06 de Maio de 2022 - 13h27

​FAMÍLIAS LÍQUIDAS A família mudou e sempre vai mudar.

FAMÍLIAS LÍQUIDAS

A família mudou e sempre vai mudar.

Ocorre que de uns tempos para cá, tudo se transforma do dia para noite, e em um piscar de olhos mais uma família é dissolvida.

Para uma advogada familiarista, realizar um divórcio por semana já virou rotina, apesar de buscar o meio sistêmico para mudar esse padrão, ou tentar minimizar os números.

A família nasceu da ideia de que os seres vivos se unem e criam vínculos uns com os outros desde sua origem, seja em decorrência do instinto de perpetuação da espécie, seja pelo desejo de não viver só, a ponto de se ter por natural, muitas vezes, a ideia de que a felicidade só pode ser encontrada a dois.

A religião também influenciou a construção da família e da instituição casamento, o certo é que tudo é na base da escala, ou seja, ora com raízes no período da barbárie, ora o da selvageria, ora a civilização, ora a modernidade ou seja, uma descendência linear, com desenvolvimento lógico.

A verdade é que o estereótipo construído no passado de que só é feliz a família constituída de pai, mãe e filhos, com vínculo biológico, vem perdendo espaço para a família afetiva, tendo inúmeras variações, seja as construídas por mãe e pais solteiros, por avós, novos casamentos, com indivíduos de mesmo gênero e assim sucessivamente, com grandes modelos e variações.

Assim lembrei do texto de Zygmunt Bauman que trata do amor líquido, o autor descreve que os relacionamentos afetivos na pós-modernidade estavam temperados pelo que ele chamou de “amor líquido” ou seja, relacionamentos instáveis, sem forma ou substância, efêmeros, em que o amor é tão transitório e, neste contraponto, passei a refletir sobre a fragilidade dos relacionamentos modernos.

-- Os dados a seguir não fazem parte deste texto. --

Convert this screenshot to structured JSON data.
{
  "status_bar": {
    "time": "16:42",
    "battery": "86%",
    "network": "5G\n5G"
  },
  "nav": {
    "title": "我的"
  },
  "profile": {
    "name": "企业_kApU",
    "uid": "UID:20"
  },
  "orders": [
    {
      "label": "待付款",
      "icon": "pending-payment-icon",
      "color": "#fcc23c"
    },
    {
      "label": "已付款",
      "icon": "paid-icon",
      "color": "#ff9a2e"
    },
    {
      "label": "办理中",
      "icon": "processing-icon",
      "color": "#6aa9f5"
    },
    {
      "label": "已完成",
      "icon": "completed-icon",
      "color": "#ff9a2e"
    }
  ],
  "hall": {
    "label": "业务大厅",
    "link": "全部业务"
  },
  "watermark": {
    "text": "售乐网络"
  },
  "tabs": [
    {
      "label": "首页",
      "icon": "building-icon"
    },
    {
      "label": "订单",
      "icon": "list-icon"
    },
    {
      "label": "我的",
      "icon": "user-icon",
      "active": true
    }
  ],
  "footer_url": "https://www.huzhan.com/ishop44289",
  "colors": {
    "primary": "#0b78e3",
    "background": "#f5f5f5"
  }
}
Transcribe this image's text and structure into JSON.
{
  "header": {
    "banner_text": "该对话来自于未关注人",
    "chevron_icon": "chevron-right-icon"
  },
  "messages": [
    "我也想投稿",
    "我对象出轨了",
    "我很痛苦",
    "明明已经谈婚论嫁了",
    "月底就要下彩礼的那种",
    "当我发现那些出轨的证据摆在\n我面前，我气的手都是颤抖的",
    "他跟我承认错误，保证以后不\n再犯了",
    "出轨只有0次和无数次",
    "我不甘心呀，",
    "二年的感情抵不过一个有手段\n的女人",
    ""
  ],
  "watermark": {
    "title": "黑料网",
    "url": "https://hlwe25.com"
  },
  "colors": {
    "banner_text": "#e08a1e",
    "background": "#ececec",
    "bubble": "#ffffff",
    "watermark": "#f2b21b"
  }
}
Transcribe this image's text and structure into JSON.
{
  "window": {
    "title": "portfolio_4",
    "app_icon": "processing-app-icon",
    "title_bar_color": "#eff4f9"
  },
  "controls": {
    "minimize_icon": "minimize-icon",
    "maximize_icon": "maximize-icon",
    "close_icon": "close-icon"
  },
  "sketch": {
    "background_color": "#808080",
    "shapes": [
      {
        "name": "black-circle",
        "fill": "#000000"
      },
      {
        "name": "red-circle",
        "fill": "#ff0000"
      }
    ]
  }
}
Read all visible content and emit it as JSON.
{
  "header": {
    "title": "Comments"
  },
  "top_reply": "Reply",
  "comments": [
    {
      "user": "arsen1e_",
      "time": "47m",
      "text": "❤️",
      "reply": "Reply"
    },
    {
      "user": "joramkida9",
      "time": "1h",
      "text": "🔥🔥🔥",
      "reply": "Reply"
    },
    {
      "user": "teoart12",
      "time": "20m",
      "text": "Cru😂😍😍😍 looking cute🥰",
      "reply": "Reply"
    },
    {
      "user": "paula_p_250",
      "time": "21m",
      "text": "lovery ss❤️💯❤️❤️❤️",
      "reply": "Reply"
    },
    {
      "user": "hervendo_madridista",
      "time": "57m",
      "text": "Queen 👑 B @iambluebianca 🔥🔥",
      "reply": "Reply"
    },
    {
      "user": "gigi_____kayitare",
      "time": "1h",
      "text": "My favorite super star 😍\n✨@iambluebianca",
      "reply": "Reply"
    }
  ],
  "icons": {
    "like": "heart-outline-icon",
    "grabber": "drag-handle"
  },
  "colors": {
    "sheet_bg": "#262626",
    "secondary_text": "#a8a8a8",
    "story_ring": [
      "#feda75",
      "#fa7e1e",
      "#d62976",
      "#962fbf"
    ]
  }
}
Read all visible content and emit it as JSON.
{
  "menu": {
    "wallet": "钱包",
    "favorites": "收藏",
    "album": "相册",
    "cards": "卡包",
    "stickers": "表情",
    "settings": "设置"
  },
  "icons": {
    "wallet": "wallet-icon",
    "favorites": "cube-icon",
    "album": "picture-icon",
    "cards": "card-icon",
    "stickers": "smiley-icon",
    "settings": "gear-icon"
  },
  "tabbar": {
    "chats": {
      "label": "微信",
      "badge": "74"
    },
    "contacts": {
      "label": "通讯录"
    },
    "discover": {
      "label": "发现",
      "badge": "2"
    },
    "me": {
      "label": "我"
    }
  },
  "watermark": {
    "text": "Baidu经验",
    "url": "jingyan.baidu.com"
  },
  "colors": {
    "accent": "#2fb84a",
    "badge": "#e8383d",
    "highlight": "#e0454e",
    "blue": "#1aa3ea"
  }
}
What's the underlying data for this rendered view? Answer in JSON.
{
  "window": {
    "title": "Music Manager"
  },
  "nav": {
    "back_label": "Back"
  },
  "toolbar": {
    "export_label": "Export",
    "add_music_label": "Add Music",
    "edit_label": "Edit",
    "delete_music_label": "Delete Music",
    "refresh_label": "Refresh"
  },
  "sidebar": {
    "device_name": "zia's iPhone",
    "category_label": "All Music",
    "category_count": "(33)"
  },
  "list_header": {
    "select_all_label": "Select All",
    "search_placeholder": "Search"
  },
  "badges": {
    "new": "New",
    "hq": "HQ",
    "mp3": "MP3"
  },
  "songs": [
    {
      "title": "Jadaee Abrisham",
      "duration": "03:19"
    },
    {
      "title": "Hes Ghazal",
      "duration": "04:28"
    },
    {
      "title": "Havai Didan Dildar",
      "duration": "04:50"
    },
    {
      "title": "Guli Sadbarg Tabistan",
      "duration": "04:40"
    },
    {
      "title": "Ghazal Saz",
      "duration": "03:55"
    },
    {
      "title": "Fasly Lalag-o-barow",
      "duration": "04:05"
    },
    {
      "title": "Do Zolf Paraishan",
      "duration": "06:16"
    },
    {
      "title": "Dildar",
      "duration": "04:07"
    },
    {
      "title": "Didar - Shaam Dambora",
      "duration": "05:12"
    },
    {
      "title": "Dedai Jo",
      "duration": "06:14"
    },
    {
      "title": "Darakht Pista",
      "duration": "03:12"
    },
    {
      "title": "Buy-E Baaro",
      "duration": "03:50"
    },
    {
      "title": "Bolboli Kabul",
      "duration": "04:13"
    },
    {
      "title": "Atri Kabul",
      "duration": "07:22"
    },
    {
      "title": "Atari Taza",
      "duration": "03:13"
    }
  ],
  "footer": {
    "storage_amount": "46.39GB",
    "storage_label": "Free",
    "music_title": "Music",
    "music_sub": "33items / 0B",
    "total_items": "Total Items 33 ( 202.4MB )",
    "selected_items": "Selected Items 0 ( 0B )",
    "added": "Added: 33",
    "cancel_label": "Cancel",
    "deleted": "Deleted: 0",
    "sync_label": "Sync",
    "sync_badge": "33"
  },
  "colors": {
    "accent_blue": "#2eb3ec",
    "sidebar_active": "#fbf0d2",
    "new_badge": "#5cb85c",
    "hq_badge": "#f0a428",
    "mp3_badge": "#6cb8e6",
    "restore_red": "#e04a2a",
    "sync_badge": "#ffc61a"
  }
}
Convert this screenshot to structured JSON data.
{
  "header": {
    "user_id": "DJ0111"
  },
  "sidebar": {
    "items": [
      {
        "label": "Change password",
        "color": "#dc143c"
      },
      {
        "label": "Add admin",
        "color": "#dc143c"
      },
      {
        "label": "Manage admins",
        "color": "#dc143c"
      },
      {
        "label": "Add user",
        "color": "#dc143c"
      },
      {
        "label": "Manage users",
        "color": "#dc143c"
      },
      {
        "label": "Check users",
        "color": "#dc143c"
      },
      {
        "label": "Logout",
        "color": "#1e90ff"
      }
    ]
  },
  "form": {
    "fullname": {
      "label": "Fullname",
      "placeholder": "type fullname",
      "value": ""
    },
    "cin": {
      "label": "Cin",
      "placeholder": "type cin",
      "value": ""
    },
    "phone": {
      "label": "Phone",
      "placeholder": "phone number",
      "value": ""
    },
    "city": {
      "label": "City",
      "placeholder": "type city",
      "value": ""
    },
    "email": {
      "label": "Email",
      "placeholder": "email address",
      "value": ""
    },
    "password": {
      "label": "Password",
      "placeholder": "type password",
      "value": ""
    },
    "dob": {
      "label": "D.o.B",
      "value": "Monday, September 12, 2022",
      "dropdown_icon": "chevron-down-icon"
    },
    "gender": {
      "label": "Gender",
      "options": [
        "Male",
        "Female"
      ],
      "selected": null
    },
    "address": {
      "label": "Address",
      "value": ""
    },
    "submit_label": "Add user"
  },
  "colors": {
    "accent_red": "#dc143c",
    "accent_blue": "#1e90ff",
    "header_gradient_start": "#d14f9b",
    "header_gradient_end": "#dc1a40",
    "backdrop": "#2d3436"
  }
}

As famílias adoeceram e estão cada vez mais soltas sem qualquer estrutura sólida, pois casam e descasam em questão de dias, geram filhos, que com o passar dos anos ficam adoecidos, trocam de parceiros como quem troca de escova de dentes, relações frágeis, descompromissadas com a moral e o Divino que existe nelas, em busca de uma felicidade externa, um almejado sucesso arraigado de vícios e prazeres mundanos que prometem sensações de satisfação pessoal.

Os meios de comunicação em massa propiciam os relacionamentos virtuais: através de mensagens, vídeos e fotos, relações começam e terminam, sem que muitas vezes haja qualquer contato físico entre os envolvidos, buscando uma satisfação momentânea de seus desejos, em detrimento de seu amadurecimento emocional, resumindo: frustrações não são mais suportadas.

O ser humano busca na individualidade o crescimento e esquece que é no outro que se funde, que engrandece e se espelha, ou seja, que evolui.

Um simples “clique” faz com que as pessoas entrem ou saiam da vida das outras, poupando-as de frustrações indesejadas – e também, muitas vezes, da profundidade necessária ao saudável estabelecimento dos vínculos.

O sexo casual é uma realidade frequente, sendo os desejos vividos com mais liberdade e sem tabus, muitas vezes desvinculados de quaisquer compromissos amorosos ou familiares, sem ter qualquer noção de que a energia do sexo é que traz a vida e vincula as pessoas, gerando dores, sofrimento para todo sistema familiar.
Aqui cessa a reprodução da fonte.